Defendant Thomas raises only one new issue for us to consider and that is whether or not the sentences imposed upon the co-defendants must be substantially equal. Defendant Thomas alleges that there is nothing in the records of himself and defendant Fuca or in the nature of their participation in the burglary which would justify a more severe sentence being imposed upon him. The defendant failed to raise this issue in the post-conviction petition. The Post-Conviction Hearing Act specifically states: "Any claim of substantial denial of constitutional rights not raised in the original or amended petition is waived." (Ill. Rev. Stat. 1967, ch. 38, par. 122-3.) The defendant's failure to raise the issue in his petition constitutes a waiver under the statute.

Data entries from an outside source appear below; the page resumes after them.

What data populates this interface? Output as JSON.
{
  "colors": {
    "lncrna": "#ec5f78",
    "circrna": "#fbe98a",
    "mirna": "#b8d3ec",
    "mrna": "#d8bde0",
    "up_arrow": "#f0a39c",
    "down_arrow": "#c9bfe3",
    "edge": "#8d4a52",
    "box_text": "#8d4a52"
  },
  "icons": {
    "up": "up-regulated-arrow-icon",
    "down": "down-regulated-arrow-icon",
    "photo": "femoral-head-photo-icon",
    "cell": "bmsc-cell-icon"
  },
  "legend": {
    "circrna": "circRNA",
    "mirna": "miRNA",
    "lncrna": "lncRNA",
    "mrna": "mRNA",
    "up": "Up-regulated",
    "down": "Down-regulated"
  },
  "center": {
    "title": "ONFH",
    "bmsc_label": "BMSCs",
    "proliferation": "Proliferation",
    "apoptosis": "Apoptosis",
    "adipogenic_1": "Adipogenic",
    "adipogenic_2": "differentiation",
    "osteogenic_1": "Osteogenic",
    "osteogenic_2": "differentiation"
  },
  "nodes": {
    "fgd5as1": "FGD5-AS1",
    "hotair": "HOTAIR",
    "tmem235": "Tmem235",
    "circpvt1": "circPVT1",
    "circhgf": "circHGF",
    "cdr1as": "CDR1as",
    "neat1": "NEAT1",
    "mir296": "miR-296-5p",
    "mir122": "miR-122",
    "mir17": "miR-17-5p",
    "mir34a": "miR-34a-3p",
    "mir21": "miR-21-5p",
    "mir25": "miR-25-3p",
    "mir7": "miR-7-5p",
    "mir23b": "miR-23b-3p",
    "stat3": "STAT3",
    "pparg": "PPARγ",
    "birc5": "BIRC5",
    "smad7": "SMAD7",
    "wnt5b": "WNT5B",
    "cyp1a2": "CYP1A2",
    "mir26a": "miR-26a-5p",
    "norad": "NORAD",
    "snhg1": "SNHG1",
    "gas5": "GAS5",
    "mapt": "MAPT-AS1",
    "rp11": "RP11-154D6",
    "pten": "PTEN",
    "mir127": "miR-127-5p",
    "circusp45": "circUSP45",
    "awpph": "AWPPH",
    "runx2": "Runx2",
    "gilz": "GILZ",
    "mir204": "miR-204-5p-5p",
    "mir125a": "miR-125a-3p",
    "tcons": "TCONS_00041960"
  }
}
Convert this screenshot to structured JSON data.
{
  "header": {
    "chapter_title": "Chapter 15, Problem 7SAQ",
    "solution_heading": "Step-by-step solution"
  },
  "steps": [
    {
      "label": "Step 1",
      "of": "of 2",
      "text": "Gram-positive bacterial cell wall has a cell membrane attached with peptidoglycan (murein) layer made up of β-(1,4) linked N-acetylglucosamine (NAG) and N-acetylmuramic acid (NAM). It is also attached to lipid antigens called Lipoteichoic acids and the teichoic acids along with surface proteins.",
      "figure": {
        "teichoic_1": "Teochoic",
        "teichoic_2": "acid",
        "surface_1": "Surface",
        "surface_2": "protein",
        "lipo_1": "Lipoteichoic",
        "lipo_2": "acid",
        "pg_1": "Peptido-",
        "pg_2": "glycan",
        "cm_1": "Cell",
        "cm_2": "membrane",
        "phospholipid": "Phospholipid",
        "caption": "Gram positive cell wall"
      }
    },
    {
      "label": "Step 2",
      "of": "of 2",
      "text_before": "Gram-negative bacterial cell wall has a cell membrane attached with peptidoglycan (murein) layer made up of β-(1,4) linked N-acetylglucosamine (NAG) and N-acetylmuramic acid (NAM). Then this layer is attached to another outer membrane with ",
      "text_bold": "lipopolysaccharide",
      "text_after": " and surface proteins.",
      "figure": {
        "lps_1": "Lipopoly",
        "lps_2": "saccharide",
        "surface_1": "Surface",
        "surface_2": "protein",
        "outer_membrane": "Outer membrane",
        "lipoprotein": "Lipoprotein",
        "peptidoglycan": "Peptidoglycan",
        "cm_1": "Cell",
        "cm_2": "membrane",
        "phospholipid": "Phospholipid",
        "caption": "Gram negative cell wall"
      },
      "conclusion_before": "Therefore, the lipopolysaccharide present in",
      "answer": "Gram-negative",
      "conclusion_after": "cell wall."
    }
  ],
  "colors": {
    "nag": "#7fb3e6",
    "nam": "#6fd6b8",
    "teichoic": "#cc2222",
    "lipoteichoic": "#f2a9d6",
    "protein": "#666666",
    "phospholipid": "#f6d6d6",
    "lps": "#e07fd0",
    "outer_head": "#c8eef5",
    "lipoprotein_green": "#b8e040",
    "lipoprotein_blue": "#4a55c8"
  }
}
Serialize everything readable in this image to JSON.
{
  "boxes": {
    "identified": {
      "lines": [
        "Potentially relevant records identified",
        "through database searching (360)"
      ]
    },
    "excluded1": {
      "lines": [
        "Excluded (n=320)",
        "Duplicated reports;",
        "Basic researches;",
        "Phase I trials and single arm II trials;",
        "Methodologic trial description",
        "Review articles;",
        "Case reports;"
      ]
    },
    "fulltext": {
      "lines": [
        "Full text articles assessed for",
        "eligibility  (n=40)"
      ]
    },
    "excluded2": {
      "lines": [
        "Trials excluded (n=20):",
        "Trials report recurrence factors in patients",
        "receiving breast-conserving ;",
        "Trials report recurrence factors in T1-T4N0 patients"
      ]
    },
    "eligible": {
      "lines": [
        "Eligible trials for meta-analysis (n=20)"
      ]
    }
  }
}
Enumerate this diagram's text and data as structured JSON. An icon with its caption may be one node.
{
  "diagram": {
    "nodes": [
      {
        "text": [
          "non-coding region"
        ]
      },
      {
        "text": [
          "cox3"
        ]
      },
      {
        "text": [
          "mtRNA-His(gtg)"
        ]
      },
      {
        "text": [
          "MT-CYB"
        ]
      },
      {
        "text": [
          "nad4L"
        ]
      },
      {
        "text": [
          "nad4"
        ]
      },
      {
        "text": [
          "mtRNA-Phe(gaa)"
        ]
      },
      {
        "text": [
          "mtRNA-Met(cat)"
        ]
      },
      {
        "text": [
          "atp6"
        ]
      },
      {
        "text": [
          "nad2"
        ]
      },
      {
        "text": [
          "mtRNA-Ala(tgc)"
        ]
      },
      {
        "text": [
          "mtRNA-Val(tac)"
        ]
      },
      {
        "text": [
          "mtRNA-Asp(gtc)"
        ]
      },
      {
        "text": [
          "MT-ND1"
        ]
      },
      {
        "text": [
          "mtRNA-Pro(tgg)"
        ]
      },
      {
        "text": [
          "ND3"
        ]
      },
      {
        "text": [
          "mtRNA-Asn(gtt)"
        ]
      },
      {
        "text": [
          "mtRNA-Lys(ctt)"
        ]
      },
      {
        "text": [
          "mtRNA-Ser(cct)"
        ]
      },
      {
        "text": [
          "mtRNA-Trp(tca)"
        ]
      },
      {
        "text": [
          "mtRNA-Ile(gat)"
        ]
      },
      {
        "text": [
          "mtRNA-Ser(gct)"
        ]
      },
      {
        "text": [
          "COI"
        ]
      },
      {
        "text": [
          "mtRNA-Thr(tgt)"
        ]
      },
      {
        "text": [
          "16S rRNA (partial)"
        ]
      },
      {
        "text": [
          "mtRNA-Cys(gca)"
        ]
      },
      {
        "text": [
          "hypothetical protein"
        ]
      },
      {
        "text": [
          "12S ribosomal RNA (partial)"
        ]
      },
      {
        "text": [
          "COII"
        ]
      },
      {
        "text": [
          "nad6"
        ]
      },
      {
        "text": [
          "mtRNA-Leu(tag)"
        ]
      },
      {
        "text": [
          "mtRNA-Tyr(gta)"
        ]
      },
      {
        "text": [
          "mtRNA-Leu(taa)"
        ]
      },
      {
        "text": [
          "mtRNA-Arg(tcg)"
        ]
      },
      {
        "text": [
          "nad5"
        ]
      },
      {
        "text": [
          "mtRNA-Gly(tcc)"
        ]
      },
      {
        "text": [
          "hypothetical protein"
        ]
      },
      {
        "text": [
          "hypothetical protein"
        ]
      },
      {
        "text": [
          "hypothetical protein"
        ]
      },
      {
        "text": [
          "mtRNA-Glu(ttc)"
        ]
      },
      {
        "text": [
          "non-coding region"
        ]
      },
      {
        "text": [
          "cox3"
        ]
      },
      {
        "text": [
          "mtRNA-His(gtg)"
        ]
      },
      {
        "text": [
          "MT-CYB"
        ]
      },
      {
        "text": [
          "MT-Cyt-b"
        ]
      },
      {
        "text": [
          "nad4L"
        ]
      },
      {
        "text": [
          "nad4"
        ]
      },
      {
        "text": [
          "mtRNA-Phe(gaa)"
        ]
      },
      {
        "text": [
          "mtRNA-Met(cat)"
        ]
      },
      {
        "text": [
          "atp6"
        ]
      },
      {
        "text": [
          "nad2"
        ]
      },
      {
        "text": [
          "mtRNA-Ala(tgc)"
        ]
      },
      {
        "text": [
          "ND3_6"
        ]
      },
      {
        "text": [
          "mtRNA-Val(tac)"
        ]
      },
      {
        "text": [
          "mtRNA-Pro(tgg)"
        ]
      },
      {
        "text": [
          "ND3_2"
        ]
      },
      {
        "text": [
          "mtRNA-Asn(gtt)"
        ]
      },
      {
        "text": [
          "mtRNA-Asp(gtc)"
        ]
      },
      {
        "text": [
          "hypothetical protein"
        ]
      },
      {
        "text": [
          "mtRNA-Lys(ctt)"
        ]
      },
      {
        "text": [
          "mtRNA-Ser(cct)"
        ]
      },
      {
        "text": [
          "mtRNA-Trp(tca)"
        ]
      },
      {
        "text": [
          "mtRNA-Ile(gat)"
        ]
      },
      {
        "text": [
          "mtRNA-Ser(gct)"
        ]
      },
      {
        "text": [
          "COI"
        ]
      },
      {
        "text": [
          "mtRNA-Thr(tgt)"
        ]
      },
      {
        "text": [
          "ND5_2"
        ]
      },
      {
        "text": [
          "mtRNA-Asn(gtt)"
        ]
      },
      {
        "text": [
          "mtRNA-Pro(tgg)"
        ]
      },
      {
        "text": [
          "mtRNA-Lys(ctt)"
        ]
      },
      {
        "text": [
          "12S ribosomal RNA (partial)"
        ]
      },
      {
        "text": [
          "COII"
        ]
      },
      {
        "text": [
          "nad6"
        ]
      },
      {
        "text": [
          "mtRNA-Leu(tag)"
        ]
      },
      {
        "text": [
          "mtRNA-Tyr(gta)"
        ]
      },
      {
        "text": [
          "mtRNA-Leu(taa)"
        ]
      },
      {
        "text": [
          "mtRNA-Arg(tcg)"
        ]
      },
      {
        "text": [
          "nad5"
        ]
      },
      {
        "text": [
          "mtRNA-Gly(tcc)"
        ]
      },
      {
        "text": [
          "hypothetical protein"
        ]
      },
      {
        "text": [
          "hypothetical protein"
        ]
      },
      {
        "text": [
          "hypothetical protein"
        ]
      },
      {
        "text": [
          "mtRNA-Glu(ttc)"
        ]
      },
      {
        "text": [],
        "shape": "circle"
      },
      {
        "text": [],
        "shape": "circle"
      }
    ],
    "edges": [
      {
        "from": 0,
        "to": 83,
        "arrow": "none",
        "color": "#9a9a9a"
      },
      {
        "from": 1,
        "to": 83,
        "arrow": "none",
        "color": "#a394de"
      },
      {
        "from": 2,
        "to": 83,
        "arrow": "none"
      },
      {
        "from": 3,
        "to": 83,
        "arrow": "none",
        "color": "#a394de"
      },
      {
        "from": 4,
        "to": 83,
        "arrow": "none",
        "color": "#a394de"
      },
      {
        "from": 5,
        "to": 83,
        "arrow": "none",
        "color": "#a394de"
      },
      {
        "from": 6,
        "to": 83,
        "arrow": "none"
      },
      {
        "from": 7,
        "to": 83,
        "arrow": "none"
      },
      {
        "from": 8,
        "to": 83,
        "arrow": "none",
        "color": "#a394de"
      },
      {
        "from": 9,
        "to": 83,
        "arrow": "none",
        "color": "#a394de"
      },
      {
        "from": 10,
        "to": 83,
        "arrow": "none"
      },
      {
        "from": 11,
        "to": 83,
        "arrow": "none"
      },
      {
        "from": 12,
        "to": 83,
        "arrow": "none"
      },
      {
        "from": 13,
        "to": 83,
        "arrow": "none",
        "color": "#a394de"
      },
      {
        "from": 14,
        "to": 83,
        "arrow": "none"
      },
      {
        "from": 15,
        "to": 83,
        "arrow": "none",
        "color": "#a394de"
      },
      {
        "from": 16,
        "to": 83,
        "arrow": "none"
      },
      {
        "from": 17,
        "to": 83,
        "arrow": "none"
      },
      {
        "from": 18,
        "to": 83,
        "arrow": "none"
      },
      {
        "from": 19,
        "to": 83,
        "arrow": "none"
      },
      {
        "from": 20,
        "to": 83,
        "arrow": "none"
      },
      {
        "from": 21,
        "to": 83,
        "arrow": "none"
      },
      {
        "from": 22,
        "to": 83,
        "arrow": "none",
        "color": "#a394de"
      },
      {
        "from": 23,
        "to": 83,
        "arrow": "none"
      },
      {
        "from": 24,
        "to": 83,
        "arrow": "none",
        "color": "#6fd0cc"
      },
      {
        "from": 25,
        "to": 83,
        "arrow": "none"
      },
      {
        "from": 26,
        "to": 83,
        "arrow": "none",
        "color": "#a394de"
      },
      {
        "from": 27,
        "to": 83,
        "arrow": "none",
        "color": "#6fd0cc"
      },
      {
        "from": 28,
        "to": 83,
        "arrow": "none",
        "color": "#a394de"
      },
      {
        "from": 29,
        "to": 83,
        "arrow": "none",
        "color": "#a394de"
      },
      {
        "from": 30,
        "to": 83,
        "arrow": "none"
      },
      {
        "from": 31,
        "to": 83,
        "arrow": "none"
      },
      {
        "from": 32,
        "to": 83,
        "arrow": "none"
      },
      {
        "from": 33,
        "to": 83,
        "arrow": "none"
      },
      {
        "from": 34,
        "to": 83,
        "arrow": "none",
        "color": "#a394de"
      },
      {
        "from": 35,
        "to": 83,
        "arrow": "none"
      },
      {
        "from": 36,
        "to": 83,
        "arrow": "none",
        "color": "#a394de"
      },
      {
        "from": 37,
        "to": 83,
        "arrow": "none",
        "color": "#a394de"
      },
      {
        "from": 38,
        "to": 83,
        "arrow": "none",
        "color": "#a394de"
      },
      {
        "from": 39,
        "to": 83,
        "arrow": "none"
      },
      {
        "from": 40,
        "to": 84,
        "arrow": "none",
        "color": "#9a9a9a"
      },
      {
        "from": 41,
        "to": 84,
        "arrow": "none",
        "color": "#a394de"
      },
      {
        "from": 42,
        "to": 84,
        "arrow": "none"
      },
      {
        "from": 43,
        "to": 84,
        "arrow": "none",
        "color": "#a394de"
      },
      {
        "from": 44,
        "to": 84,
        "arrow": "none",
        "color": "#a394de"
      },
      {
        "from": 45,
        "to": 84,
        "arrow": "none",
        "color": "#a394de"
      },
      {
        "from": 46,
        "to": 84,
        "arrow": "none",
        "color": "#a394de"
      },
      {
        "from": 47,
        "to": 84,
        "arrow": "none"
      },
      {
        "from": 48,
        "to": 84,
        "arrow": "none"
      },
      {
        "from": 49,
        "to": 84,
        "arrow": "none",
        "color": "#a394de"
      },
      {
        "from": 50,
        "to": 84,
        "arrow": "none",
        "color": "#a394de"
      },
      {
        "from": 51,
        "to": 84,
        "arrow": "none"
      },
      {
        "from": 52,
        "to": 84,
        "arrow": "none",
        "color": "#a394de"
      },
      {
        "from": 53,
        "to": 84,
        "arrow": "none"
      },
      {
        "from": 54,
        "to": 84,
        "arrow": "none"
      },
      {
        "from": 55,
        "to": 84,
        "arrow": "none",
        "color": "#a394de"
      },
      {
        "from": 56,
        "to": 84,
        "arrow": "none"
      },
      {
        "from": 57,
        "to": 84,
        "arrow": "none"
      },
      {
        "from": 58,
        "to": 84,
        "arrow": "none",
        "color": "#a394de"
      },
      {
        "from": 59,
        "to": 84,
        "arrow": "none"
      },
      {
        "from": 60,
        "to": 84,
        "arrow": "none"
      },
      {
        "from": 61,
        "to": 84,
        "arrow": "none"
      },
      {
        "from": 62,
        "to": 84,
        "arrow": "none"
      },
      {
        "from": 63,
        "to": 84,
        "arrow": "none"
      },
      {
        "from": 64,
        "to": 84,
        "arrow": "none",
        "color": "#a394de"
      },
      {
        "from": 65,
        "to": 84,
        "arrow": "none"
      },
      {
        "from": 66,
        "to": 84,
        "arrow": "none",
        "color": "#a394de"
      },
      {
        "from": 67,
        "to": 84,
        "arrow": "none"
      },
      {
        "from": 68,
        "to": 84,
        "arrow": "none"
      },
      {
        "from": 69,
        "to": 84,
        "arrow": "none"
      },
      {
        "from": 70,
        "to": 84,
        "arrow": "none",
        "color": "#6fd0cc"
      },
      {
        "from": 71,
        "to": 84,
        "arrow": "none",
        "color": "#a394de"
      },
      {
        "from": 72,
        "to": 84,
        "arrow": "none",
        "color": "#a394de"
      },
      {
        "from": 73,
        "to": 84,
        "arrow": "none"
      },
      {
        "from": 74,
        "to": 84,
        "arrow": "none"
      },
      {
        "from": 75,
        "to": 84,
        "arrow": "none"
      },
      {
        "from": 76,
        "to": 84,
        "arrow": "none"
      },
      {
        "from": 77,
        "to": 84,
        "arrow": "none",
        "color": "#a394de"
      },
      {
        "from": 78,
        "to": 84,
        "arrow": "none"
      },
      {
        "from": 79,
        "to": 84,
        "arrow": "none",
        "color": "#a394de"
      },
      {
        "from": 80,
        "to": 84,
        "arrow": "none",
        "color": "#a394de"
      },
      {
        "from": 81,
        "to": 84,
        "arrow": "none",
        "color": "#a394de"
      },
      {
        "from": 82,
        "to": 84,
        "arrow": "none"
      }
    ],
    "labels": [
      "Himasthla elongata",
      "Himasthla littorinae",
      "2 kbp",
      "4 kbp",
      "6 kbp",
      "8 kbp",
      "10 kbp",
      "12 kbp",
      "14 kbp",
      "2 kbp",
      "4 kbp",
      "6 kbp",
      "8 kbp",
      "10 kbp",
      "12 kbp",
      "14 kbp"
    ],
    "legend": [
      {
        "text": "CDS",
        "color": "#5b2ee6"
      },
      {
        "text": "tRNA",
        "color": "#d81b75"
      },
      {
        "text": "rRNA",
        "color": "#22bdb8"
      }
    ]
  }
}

Despite this waiver, however, we do not agree with the defendant Thomas's contention because it presupposes that both defendants had similar backgrounds, prospects of rehabilitation, criminal records and equal participation in the crime for which they were charged. Since there is no basis in the record to compare defendant Thomas with his co-defendant Fuca, the sentences must be considered upon their individual factors. The trial court heard the evidence of the crime charged before the defendant introduced a plea of guilty, held both a probation hearing and a hearing in mitigation and aggravation and had before him a probation officer's report. The court also inquired as to past criminal misconduct and as to when defendant Thomas was paroled, relative to the occurrence of the present offense, which was two months after his release on parole. Also to be considered is the fact that defendant Thomas entered into a gun battle with the police at the time of his arrest. The above factors do not support the defendant's contention that the court imposed an arbitrary or excessive sentence upon him.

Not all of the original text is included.